Well, here we are South of Paris. But, it was not looking good for a while.
Readers will recall that, at the start of our trip, we had a log jammed in the propeller as a result of the flood debris in the swollen Yonne River and the fact that we were the first boat through. However, it was in a safe place and a kindly VNF (waterways) man helped us using his work boat.
We prepared carefully for the long day travelling upstream through the crowded waterway of the Seine in Paris because this is one place where you do not want your engine to stop or some equivalent event to occur.
Well, unfortunately it happened to us! We were going well when suddenly the engine slowed from 1,200RPM right down to 300RPM. In other words, it was running extremely slowly and very soon, so were we. Immediately, we started to move across the river to
where there were some large live-aboard barges moored. Then we stopped and the current started to carry us backwards. Checking in the engine room, the engine was running but no motion at all was being delivered to the propeller- it looked like the gearbox was dead.
Penny got out the Red Flag to warn people to keep clear and that we had trouble. David discovered that we could make extremely slow progress in reverse gear. So, basically we were able to just keep up with the current by going reverse into it and angle the boat so that the current slowly took us across. The owner of the boat we were (gently) heading towards came out and yelled that we could not stop there. We politely told him that we had no choice and that the gearbox was "kaput", so he took our lines and made us fast to his vessel. At least we were now safe and not going to be skewered by a Bateau Mouche (sightseeing boat) or 5,000 tonne barge.
I climbed over the back of the boat but could
feel nothing untoward at the back of the propeller. The owner of the barge came down and said he was a mechanic and had a look at things. He pronounced that the gearbox was definitely dead. He then kindly offered to let us stay there while we bought a replacement gearbox or disassembled and repaired ours.
We felt rather sick. We could see ourselves missing our flights next week or at least David having to stay behind.

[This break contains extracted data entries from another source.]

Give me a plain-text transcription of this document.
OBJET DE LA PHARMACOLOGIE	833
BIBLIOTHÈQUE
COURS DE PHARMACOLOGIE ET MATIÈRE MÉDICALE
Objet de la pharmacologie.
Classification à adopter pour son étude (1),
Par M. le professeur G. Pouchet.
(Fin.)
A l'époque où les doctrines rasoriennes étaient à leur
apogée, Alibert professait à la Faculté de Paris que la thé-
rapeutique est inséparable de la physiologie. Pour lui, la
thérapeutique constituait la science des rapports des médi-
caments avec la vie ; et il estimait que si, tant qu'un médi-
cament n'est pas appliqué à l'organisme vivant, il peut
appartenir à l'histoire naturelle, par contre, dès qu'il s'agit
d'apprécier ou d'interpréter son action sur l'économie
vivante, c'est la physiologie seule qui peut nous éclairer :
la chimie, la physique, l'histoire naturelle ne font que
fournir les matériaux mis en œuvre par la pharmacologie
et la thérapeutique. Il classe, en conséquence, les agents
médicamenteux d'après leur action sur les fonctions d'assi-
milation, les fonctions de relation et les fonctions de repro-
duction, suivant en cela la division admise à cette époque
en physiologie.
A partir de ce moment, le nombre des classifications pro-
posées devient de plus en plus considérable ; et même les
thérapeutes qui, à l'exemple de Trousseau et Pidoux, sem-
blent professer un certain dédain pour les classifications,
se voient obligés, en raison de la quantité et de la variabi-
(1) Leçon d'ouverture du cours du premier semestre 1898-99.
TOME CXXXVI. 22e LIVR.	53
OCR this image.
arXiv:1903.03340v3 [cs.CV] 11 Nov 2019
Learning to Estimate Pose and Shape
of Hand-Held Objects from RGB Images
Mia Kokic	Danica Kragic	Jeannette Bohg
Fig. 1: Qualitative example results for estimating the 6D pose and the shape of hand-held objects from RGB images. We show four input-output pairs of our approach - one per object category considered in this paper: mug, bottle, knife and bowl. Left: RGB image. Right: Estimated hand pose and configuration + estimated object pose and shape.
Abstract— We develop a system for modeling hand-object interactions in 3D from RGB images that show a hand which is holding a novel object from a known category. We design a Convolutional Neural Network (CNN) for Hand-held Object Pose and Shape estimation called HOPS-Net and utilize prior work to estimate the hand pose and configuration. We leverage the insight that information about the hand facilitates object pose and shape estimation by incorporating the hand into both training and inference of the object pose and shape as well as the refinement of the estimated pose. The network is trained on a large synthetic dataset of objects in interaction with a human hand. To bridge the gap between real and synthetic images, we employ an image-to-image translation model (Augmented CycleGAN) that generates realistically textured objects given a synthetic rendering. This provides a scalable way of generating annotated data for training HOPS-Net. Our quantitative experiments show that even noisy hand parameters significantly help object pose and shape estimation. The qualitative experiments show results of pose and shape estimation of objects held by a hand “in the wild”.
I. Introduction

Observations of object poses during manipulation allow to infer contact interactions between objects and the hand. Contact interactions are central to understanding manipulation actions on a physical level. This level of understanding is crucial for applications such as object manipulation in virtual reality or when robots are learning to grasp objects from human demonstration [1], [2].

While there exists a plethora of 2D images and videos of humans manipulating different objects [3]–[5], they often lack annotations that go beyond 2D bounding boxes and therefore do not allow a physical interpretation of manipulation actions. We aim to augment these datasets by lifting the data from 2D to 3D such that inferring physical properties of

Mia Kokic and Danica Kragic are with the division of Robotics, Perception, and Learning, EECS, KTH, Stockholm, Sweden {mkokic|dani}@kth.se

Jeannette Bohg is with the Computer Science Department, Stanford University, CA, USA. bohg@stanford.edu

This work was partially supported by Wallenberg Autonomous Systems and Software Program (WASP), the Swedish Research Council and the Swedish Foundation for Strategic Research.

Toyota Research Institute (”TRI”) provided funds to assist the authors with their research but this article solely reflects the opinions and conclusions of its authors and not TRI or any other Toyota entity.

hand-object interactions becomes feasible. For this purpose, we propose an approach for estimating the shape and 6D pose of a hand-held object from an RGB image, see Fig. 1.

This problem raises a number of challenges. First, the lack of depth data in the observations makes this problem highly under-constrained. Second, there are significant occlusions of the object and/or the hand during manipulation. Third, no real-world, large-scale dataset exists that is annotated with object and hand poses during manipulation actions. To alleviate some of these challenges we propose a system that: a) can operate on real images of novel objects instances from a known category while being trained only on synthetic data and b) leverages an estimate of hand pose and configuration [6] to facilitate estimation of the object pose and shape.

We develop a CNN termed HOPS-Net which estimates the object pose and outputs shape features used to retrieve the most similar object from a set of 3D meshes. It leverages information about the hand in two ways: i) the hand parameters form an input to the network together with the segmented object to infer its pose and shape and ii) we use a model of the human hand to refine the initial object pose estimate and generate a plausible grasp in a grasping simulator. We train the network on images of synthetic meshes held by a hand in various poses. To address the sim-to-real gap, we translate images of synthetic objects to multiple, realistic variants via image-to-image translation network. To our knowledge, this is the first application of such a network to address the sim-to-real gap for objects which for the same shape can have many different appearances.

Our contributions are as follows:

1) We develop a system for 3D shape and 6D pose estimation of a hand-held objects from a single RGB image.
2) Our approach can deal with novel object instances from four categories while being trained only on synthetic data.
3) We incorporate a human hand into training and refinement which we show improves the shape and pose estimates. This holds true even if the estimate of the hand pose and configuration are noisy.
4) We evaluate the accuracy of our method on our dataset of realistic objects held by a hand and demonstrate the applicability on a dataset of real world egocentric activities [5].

Then some guys in a couple of work boats arrived and tied up to us, offering to help. Their job is to clean up weeds and debris from the Seine and they work for the Conseil General. They offered to tow us back down river several kilometres to a boatyard and workshop. We thanked them and agreed. Unfortunately, because of our weight and their smaller size, they were unable to tow us- we kept spinning in slow circles. The other driver called his HQ on the radio and asked for advice and finally, with a struggle, they towed us upriver several
hundred metres to the pontoon where they normally store their boat. Then they offered to get a friend to tow us with a larger boat. At this point, "calm wife" (i.e. Penny) suggested it might be worth double checking the propeller before undertaking more drastic actions. Fortunately, where we were was now a much quieter and less dangerous place to go swimming around the stern. So, into the swimmers and down David (me) went. I discovered a very large blanket- double-bed size wrapped around the propeller and the drive shaft! I got a lot of it out and then one of our new friends said he would finish it off. We think they were feeling their responsibilities for keeping the waterways clean of stuff like this. So, finally, the remainder of the blanket was removed and a test showed that we could again travel in both directions and that apart from the gearbox being a little hot, nothing appeared damaged. We think the blanker was not obvious when we were going backwards because it was under the hull, then when we were
towed, it moved to a more visible spot. In any case, it is amazing that we had been able to move anywhere at all.
So, off we went again and had no more dramas. We geve our friends a couple of bottles of wine, which they tried to refuse but hopefully will enjoy. They travelled in front of us for several kilometres collecting rubbish from the Seine in front of us and keeping an eye on us to check we were okay.
So, yet again, we have been impressed by the friendliness and helpfulness of people here. As Penny often says "The French people have a Soul" and it is true!